I limoni
Tempo di lettura: 2 minutiAscoltami, i poeti laureati
si muovono soltanto fra le piante
dai nomi poco usati: bossi ligustri o acanti.
Io, per me, amo le strade che riescono agli erbosi
fossi dove in pozzanghere
mezzo seccate agguantano i ragazzi
qualche sparuta anguilla:
le viuzze che seguono i ciglioni,
discendono tra i ciuffi delle canne
e mettono negli orti, tra gli alberi dei limoni.
Meglio se le gazzarre degli uccelli
si spengono inghiottite dall’azzurro:
più chiaro si ascolta il susurro
dei rami amici nell’aria che quasi non si muove,
e i sensi di quest’odore
che non sa staccarsi da terra
e piove in petto una dolcezza inquieta.
Qui delle divertite passioni
per miracolo tace la guerra,
qui tocca anche a noi poveri la nostra parte di ricchezza
ed è l’odore dei limoni.
Vedi, in questi silenzi in cui le cose
s’abbandonano e sembrano vicine
a tradire il loro ultimo segreto,
talora ci si aspetta
di scoprire uno sbaglio di Natura,
il punto morto del mondo, l’anello che non tiene,
il filo da disbrogliare che finalmente ci metta
nel mezzo di una verità
Lo sguardo fruga d’intorno,
la mente indaga accorda disunisce
nel profumo che dilaga
quando il giorno più languisce.
Sono i silenzi in cui si vede
in ogni ombra umana che si allontana
qualche disturbata Divinità
Ma l’illusione manca e ci riporta il tempo
nelle città rumorose dove l’azzurro si mostra
soltanto a pezzi, in alto, tra le cimase.
La pioggia stanca la terra, di poi; s’affolta
il tedio dell’inverno sulle case,
la luce si fa avara – amara l’anima.
Quando un giorno da un malchiuso portone
tra gli alberi di una corte
ci si mostrano i gialli dei limoni;
e il gelo del cuore si sfa,
e in petto ci scrosciano
le loro canzoni
le trombe d’oro della solarità.
Eugenio Montale
In questa poesia di Montale si ritrova gran parte degli elementi – stilistici, psicologici e “ideologici” – che caratterizzano la raccolta di cui fa parte, gli Ossi di seppia (prima edizione del 1925 e seconda, quasi definitiva, del 1928): la ricerca di un linguaggio dimesso, «scabro ed essenziale» (in fuga sia dalle radicali rotture delle avanguardie sia dalle tonalità eroiche ed enfatiche dei «poeti laureati») che aderisca vividamente alle evidenze del mondo esterno (in maniera «musicale, istintiva, non programmatica» ebbe a dire lui stesso); la ricerca di un destinatario, di un “tu” cui partecipare i propri sentimenti («Ascoltami», «Vedi…»); il “male di vivere” che domina le «città rumorose», che incrudelisce nel «tedio dell’inverno», che fa la luce «avara – amara l’anima».

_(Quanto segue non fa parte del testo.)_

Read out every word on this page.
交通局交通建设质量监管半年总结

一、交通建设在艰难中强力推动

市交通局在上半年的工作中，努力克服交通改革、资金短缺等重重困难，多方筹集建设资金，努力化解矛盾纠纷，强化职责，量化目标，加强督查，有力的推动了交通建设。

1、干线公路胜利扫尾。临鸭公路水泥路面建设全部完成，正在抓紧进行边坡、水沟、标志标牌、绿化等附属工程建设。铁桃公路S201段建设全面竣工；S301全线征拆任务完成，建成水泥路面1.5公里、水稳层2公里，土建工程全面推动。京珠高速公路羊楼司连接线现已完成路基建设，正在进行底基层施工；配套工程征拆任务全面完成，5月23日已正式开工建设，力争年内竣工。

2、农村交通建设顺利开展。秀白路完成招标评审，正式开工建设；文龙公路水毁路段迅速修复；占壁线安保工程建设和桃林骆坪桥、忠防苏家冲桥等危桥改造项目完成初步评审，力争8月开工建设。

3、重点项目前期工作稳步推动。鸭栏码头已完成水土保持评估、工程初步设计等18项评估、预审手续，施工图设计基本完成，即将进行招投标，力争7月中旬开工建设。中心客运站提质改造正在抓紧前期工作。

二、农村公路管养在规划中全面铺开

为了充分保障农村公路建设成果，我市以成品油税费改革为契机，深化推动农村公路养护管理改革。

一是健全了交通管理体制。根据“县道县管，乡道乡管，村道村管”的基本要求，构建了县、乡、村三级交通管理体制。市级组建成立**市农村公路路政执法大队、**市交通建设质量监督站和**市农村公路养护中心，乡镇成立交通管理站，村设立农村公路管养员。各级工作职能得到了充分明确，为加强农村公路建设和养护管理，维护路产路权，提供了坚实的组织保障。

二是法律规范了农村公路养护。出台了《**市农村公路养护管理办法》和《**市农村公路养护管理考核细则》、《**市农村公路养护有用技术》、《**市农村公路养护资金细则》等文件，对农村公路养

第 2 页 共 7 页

Cè tutto questo, ma ci sono soprattutto loro, i limoni. In questi mesi di primavera li vediamo gravidi di frutti maturi nei nostri quartieri. Brillano attraverso le ringhiere dei cortili, si affacciano ridendo da oltre i muri di cinta di qualche edificio. E la loro solare allegria tornerà a raggiare anche in inverno, quando tutto pare perduto, quando è evidente che il ricordo della trascorsa primavera sbiadisce e non procura più alcun conforto.
Benedetti limoni di città, che da un malchiuso portone ci sorprendono suggerendoci il sempre possibile miracolo.